ジェット&オウル VS 15位ロック ③
【主要登場人物】
リン・フォワード(主人公、男、白髪)
フィロ・ネリウス(獣人、女、黒髪、16歳)
ジェット・エーギル(傭兵、男、金髪、28歳)
オウル・P・マギー(ハッカー、男、青髪、17歳)
カレン・クジョウ(?、女、赤紫髪、23歳)
【サブ登場人物】
キャロル・グレンズビー(試練の街長)
ザック(仙都、ギリコのボディガード)
3人組
コザ(元Riバース、97位)
シシオウ(獣人チーム)
ロック・ロック(Riバース、15位)
クロック・ロック(Riバース、15位)
ナツメ(Riバース、44位)
クレイ(Riバース、9位)
「あ…あ…あ…ぁぁ!!」
「解析率42%、まだまだ時間がかかりそうですね」
ロックの身体が改造されていることに、いち早く気づいたオウルは、本体へのハッキングを試みていた。
左右の足音の違い、ナイフや銃を素手で捌く皮膚の硬さ、自動駆動との連携力、顔の表面変化など、あり得ないことを体現する彼を普通の人間とは思えない。
機械人間、もしくは改造人間のどちらかであれば、ハッキングは効果的と判断したオウルの読みは当たりだった。
オウル自動駆動は様々な能力を持っていて、普通の虫型にはない超音波を出すことも可能。
試練では超音波で迷路を突破したのだが、今回は敵の内部に侵入する手段として活躍した。
「解析率50%か、よし!ジェット!もう少しで弱体化できると思います!」
「あ…に…ちゃ…」
ロックが地面で蹲っている間に、ジェットはオウルの傍へと駆け寄ってくる。
しかし、ジェットの声はオウルには届かない。
2人は一瞬の内に、その場の家屋ごと消し飛ばされてしまっていたからだ。
辺り一面は次々と更地になっていく。
ロックの必殺技であるキャノン砲は、街を破壊し焦土と化している。
今の彼に理性はない。
正気もない。
眼前の敵を葬ること、それだけのために、キャノン砲を適当撃ちしている。
狙って撃っていれば、ジェット達は間違いなく死んでいた。
2人が生きていたのは、ロックの適当撃ちのおかげと、オウルは自動駆動のお助けクッション、ジェットは傭兵の身のこなしによって、危機を回避したからだった。
「くっ…そが、おい!そっちは大丈夫なのか!?」
「なん…とか…です、けど、これはやばいんじゃないですか?敵さん、エネルギー貯めに入ってますから、次はもっとやばいと思います」
「鳥も生きてやがるしなぁ、なんとかならねーのかオウル!」
「解析率は69%です。
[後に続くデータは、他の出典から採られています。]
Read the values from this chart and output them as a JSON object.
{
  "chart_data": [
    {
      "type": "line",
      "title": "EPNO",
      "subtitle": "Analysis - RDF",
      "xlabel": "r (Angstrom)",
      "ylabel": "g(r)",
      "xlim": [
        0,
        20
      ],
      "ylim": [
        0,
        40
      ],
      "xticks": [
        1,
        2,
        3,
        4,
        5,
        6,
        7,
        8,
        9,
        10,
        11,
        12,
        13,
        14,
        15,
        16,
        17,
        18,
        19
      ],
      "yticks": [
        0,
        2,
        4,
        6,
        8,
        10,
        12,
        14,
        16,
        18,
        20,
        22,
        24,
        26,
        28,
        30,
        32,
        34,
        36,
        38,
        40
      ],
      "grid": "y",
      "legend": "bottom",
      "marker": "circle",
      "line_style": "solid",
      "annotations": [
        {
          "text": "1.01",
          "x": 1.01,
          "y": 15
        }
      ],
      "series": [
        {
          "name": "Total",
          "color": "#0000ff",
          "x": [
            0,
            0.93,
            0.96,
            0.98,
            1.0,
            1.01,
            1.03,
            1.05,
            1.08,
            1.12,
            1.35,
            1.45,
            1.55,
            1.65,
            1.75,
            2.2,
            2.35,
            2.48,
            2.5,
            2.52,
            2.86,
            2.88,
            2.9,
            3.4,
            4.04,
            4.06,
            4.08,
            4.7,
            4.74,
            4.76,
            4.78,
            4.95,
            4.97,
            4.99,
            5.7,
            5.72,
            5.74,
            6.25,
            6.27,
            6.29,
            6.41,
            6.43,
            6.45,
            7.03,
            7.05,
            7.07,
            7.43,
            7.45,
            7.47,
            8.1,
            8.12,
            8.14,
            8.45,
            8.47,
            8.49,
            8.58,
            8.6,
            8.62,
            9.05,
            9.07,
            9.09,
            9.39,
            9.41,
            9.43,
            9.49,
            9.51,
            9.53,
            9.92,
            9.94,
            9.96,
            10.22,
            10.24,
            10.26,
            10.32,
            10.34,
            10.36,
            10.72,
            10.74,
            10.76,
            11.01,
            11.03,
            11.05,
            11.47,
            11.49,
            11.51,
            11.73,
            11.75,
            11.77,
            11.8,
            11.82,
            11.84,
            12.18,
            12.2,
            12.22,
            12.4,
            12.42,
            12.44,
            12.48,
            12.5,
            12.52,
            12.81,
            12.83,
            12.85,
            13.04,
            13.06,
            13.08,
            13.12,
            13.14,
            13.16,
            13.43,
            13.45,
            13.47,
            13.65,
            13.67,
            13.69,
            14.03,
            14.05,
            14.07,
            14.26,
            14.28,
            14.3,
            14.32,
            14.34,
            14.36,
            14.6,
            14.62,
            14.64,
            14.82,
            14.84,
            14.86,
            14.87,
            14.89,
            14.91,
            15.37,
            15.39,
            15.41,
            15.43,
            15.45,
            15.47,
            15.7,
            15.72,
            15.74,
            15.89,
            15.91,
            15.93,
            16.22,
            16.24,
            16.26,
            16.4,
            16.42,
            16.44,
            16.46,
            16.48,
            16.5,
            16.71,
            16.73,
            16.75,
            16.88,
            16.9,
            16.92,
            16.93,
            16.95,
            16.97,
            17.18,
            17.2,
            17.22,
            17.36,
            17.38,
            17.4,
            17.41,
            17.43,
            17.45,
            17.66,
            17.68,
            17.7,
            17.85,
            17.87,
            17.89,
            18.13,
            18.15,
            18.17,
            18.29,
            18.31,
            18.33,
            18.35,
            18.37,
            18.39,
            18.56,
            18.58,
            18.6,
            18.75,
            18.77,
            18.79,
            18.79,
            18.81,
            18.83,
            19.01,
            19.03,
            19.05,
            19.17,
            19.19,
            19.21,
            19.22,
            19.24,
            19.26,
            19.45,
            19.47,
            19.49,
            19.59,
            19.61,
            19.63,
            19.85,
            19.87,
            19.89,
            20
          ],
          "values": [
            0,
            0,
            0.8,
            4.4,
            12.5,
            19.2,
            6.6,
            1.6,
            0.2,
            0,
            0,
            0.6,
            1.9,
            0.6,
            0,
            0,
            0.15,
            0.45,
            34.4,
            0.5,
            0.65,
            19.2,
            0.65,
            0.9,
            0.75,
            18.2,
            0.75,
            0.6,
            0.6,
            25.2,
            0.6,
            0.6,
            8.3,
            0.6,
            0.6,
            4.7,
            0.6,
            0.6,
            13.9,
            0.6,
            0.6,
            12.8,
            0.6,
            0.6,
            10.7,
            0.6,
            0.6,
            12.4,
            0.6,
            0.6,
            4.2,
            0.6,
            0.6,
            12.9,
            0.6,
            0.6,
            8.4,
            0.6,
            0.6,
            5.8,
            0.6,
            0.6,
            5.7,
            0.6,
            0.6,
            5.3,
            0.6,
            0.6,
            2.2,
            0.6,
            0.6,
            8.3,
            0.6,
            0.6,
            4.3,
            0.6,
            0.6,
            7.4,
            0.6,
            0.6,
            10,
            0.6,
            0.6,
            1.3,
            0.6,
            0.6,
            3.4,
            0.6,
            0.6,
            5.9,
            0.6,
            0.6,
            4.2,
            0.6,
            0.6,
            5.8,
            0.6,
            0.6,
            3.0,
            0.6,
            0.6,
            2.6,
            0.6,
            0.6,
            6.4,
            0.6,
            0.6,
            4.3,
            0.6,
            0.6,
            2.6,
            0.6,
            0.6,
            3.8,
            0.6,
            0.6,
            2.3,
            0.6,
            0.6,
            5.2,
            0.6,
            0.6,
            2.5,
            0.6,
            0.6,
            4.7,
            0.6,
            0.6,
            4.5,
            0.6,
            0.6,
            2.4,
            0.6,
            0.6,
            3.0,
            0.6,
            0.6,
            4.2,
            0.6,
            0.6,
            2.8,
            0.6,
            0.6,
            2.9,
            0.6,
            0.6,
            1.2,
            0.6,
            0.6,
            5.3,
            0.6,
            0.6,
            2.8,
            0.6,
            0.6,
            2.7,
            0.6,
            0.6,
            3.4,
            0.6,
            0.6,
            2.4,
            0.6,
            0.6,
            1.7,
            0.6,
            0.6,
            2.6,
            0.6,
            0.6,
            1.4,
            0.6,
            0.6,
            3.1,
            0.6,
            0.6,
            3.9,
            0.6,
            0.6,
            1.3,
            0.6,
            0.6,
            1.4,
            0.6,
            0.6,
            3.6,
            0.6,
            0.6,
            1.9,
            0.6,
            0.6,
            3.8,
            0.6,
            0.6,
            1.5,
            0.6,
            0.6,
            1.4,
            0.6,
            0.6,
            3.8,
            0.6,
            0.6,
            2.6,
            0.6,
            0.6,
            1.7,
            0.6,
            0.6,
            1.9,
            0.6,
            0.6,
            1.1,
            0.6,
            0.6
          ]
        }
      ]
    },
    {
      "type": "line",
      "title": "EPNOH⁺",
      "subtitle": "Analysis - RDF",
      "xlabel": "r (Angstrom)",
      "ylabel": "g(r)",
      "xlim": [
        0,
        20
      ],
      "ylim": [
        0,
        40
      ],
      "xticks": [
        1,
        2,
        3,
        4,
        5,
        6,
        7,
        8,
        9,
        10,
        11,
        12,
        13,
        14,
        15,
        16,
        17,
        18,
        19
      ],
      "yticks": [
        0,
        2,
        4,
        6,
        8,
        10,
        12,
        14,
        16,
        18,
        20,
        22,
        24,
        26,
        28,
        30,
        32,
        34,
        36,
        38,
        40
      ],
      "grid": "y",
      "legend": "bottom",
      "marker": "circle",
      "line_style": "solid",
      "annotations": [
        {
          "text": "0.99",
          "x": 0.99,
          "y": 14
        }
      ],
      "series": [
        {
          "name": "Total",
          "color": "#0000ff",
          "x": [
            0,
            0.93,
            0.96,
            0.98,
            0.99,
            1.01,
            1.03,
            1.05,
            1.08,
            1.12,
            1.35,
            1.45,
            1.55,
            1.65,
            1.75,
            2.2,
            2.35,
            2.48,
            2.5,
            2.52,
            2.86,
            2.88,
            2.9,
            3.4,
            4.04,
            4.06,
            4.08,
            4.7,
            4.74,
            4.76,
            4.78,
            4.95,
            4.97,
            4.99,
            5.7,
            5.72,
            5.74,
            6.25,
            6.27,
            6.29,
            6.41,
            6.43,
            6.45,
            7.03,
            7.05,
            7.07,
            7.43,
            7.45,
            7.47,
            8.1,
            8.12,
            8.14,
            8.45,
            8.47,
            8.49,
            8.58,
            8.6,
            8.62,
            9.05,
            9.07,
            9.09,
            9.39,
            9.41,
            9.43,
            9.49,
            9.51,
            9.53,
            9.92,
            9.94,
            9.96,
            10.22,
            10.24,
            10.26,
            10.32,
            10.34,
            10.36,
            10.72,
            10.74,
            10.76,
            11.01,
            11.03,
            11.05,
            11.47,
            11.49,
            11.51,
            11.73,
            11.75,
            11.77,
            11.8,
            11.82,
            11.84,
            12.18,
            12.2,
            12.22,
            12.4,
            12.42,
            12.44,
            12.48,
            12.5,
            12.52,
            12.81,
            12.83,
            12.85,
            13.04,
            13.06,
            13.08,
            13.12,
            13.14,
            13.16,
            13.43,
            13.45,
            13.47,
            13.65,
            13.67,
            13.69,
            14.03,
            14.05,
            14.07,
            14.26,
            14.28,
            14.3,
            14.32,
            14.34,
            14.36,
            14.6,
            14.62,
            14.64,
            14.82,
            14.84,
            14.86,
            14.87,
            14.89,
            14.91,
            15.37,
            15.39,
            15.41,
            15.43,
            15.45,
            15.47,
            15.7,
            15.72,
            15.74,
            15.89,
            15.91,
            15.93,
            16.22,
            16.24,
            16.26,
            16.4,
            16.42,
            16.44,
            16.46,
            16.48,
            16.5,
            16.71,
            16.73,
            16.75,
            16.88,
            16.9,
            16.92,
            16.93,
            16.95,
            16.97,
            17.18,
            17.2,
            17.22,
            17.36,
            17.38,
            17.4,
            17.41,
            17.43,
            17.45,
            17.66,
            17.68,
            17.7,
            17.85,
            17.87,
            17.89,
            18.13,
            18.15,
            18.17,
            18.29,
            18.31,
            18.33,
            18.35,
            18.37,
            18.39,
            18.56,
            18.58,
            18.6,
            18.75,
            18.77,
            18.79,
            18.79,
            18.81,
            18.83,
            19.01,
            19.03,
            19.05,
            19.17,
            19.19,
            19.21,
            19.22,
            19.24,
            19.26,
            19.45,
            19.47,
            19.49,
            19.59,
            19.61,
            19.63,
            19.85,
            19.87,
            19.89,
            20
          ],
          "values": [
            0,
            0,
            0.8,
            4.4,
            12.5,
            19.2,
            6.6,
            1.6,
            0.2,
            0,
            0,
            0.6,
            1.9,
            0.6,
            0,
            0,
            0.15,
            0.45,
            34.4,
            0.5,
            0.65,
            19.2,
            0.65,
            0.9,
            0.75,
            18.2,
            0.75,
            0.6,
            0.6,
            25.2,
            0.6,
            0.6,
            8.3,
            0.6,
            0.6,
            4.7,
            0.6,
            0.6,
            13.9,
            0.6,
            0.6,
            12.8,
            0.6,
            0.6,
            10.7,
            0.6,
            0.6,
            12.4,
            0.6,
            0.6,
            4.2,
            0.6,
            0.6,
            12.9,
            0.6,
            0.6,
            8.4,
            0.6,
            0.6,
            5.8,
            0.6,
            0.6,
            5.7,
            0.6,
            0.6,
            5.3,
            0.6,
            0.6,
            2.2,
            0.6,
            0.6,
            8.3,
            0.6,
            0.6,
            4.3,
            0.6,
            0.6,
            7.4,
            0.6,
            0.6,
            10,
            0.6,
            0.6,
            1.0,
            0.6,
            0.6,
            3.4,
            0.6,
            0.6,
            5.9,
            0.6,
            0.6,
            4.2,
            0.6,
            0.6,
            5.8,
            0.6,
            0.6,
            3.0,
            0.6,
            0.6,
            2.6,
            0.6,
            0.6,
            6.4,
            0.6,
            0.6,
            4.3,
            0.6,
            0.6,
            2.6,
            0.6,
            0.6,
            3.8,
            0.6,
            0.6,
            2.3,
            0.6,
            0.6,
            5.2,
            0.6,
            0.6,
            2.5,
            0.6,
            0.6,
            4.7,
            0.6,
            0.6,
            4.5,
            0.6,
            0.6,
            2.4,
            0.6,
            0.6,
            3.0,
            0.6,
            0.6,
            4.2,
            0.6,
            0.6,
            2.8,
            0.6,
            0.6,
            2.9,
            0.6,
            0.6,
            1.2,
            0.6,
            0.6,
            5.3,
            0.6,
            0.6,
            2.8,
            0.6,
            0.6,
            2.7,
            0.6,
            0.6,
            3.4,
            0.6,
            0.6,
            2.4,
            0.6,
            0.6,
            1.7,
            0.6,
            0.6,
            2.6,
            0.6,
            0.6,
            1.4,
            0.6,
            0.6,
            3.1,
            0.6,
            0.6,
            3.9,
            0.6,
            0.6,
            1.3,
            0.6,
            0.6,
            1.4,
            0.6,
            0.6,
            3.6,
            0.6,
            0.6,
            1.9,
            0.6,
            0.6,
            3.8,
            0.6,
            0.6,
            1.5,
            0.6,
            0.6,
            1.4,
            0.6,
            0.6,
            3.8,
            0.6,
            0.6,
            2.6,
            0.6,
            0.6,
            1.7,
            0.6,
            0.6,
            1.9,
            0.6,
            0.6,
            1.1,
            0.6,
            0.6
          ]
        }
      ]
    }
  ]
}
100%になれば無力化できるかもしれません」
「わーったよ!つまり、俺がその間に、また糞鳥の相手すればいいんだろ!」
「彼を撃つのは引火の可能性がありますから絶対にやめてくださいね。そんな終わり方、これっぽっちも望んでいませんから」
「うるせぇな!お前はそっちに集中しろ!プロをナメんな!」
2人の会話中、ロックの左腕は更に形状が変わる。
キャノン砲から波動砲へと砲口が大きくなり、右足は土台のように膨らむ。
無意識下の中、ゴーグルも掛け、砲撃態勢。
人間大砲は出来上がり、エネルギーが充満していく。
ジェット達も必死に応戦していだが、鳥型自動駆動の性能は高く、壊れない。
解析率も88%までになったが間にあいそうにはなかった。
「くっ、仕方ありません!一か八か、別の手でいきます!」
「は!?今更なにいって…!?」
「もう間に合いません!解析率91%だから言います!あれはもう20秒もしない間に発砲されます!」
「な…んだと!?」
「だから、これしかない!ジェット、しゃがんで!耳を塞いで!」
オウルの合図のあと、鳥型自動駆動はロックめがけて飛んでいく。
彼を咥えた鳥達は地上からは離れ、空高く舞い上がり、1羽が砲口に飛び込む。
激しい光とともに、エネルギーは炸裂した。